Migranten weiterhin kaum in kommunaler Arbeit integriert
Die Vielfalt der Gesellschaft ist besonders in den Großstädten sichtbar, wo zum Teil jeder dritte Einwohner einen Migrationshintergrund hat. Doch spiegelt sich diese Vielfalt auch in den Vertretungsgremien der BürgerInnen, den Stadträten, wider? Das Max-Planck-Institut untersuchte zur Erforschung multireligiöser und multiethnischer Gesellschaften im Auftrag der Heinrich-Böll-Stiftung die Räte aller deutschen Städte mit mindestens 100.000 Einwohnern, ausgenommen Berlin, Hamburg und Bremen. Das Ergebnis dürfte wenig überraschen, denn ähnlich wie in vielen anderen Bereichen des gesellschaftlichen Lebens, wird auch in den Stadträten die kulturelle Vielfalt der Gesellschaft nicht einmal annähernd reflektiert. Insgesamt sind nur 4% der 4.670 untersuchten Ratsmitglieder MigrantInnen, wobei sich jedoch deutliche Unterschiede zwischen den Städten zeigen. Während Frankfurt am Main mit 15 Menschen die meisten migrantischen Räte einer deutschen Großstadt vorweist und auch Offenbach, Duisburg, Ludwigshafen und Stuttgart relativ hohe Werte erzielen, gibt es auf der anderen Seite Großstädte, in denen kein einziges Ratsmitglied einen Migrationshintergrund in die kommunale Entscheidungsfindung einbringt. Darunter Mannheim, Heilbronn, Ingolstadt und Hagen. Auch ein Blick auf die einzelnen Parteien bringt große Unterschiede bei der Besetzung der Räte ans Licht: Die Linke und die Grünen scheinen mit Anteilen von acht und sieben Prozent die beliebtesten Parteien für MigrantInnen zu sein. Die SPD hingegen erreicht nur eine Quote von 5%, wobei die CSU/CDU und die FDP mit jeweils 2% das Schlusslicht bilden. Schaut man sich die vertretenen Nationen genauer an, fällt auf, dass Deutschtürken die Mehrheit der repräsentierten Länder bilden, gefolgt von verschiedenen europäischen Nationen. Auch Frauen mit Migrationshintergrund engagieren sich überproportional häufig für die Kommunalpolitik.

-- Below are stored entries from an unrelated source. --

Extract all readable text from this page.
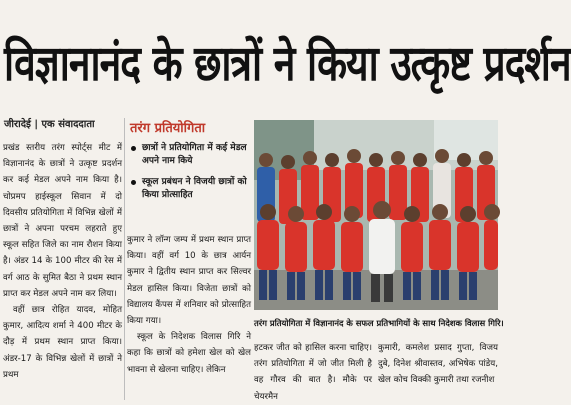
विज्ञानानंद के छात्रों ने किया उत्कृष्ट प्रदर्शन
जीरादेई | एक संवाददाता

प्रखंड स्तरीय तरंग स्पोर्ट्स मीट में विज्ञानानंद के छात्रों ने उत्कृष्ट प्रदर्शन कर कई मेडल अपने नाम किया है। चोप्रमप हाईस्कूल सिवान में दो दिवसीय प्रतियोगिता में विभिन्न खेलों में छात्रों ने अपना परचम लहराते हुए स्कूल सहित जिले का नाम रौशन किया है। अंडर 14 के 100 मीटर की रेस में वर्ग आठ के सुमित बैठा ने प्रथम स्थान प्राप्त कर मेडल अपने नाम कर लिया।

वहीं छात्र रोहित यादव, मोहित कुमार, आदित्य शर्मा ने 400 मीटर के दौड़ में प्रथम स्थान प्राप्त किया। अंडर-17 के विभिन्न खेलों में छात्रों ने प्रथम

तरंग प्रतियोगिता
छात्रों ने प्रतियोगिता में कई मेडल अपने नाम किये
स्कूल प्रबंधन ने विजयी छात्रों को किया प्रोत्साहित

कुमार ने लॉन्ग जम्प में प्रथम स्थान प्राप्त किया। वहीं वर्ग 10 के छात्र आर्यन कुमार ने द्वितीय स्थान प्राप्त कर सिल्वर मेडल हासिल किया। विजेता छात्रों को विद्यालय कैंपस में शनिवार को प्रोत्साहित किया गया।

स्कूल के निदेशक विलास गिरि ने कहा कि छात्रों को हमेशा खेल को खेल भावना से खेलना चाहिए। लेकिन

तरंग प्रतियोगिता में विज्ञानानंद के सफल प्रतिभागियों के साथ निदेशक विलास गिरि।

हटकर जीत को हासिल करना चाहिए। तरंग प्रतियोगिता में जो जीत मिली है वह गौरव की बात है। मौके पर चेयरमैन

कुमारी, कमलेश प्रसाद गुप्ता, विजय दुबे, दिनेश श्रीवास्तव, अभिषेक पांडेय, खेल कोच विक्की कुमारी तथा रजनीश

Für die meisten der untersuchten VertreterInnen spielt der Migrationshintergrund für das eigene Selbstverständnis kaum eine Rolle. Dennoch glauben Viele, durch ihre Ratsmitgliedschaft etwas für die Menschen mit Migrationshintergrund erreichen zu können. Aufgrund des eigenen Migrationshintergrundes vor allem auf Fragen der Integrationspolitik beschränkt zu werden empfinden indes die meisten von ihnen nicht als schwierig, auch wenn fast die Hälfte der PoltikikerInnen angab, zumindest teilweise zuerst als MigrantIn und dann als PolitikerIn gesehen zu werden. Zu Anfeindungen aufgrund der Herkunft kam es aber bei den meisten während ihrer Ratstätigkeit bisher nicht.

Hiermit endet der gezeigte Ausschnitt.